Bab.20 Ungkapan perasaan Ryan

10 0 0
                                    

Ryan akhirnya memutuskan untuk pulang ke rumah. Meskipun di rumahnya tidak ada siapa-siapa tapi Rian merasa cukup senang bisa menenangkan diri sendiri di sana tanpa ada gangguan dari siapapun.

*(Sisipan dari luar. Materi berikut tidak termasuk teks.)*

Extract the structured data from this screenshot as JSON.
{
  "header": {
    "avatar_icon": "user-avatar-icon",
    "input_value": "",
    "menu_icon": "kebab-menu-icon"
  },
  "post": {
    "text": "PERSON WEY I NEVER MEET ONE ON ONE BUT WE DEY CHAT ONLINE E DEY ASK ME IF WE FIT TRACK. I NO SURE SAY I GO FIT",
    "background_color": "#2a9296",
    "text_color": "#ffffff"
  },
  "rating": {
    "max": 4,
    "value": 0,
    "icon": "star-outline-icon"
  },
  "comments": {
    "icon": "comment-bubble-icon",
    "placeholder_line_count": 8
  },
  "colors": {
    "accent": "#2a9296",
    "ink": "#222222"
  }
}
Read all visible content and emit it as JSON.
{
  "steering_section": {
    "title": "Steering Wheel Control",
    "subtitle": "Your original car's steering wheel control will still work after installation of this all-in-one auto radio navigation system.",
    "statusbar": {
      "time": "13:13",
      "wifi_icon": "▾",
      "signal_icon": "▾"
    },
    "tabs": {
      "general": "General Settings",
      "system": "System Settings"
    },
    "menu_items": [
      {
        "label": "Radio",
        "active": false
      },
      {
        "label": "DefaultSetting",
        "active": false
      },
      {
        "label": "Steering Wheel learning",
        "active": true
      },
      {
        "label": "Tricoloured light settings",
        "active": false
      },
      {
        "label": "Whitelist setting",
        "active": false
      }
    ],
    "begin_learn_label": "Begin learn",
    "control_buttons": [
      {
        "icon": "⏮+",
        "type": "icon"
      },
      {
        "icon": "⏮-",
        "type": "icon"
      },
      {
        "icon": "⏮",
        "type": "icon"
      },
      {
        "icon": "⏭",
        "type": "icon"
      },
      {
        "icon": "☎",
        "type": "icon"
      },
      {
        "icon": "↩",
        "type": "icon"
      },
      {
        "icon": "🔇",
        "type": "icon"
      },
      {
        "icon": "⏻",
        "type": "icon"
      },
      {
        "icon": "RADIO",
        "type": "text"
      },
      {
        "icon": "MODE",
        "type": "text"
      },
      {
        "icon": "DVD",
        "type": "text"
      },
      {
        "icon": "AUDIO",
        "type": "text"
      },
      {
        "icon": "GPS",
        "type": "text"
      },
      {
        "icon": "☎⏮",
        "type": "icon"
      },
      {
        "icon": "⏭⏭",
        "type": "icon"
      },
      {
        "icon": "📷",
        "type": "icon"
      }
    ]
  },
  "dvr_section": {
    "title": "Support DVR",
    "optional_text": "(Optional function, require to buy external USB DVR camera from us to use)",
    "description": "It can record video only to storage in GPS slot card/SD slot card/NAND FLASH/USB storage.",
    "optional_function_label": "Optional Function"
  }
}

Bahkan, Ryan tak mengindahkan telepon-telepon yang masuk ke dalam panggilan whatsapp nya.

Waktu begitu cepat berlalu untuk Rian, dia memilih untuk bersantai di kamar sambil mendengarkan musik favoritnya.

"Seandainya saja kehidupanku seperti angkasa, apa Nata mau ya dengan aku?" lirih Ryan.

Ryan tak keluar kemana-mana lagi setelah siang itu, dia juga memilih untuk tidak makan malam karena sudah sangat kelelahan dan malas melakukan apa-apa.

Ryan terbangun lebih cepat dari biasanya. Jam di meja samping tempat tidurnya menunjukkan pukul 5.30 pagi, namun matanya sudah terbuka sejak beberapa menit yang lalu. Dia berusaha memejamkan mata kembali, berharap bisa tidur lagi walau hanya sebentar. Namun, pikirannya terasa penuh dan membuatnya tetap terjaga.

Dengan perasaan malas, Ryan akhirnya bangkit dari tempat tidur, meraih handuk yang tergantung di kursi. “Lebih baik aku bersiap-siap sekarang,” gumamnya sambil berjalan menuju kamar mandi. Air dingin yang menyentuh kulitnya membuatnya sedikit tersadar, membantu menghilangkan sisa-sisa kantuk yang masih menggantung.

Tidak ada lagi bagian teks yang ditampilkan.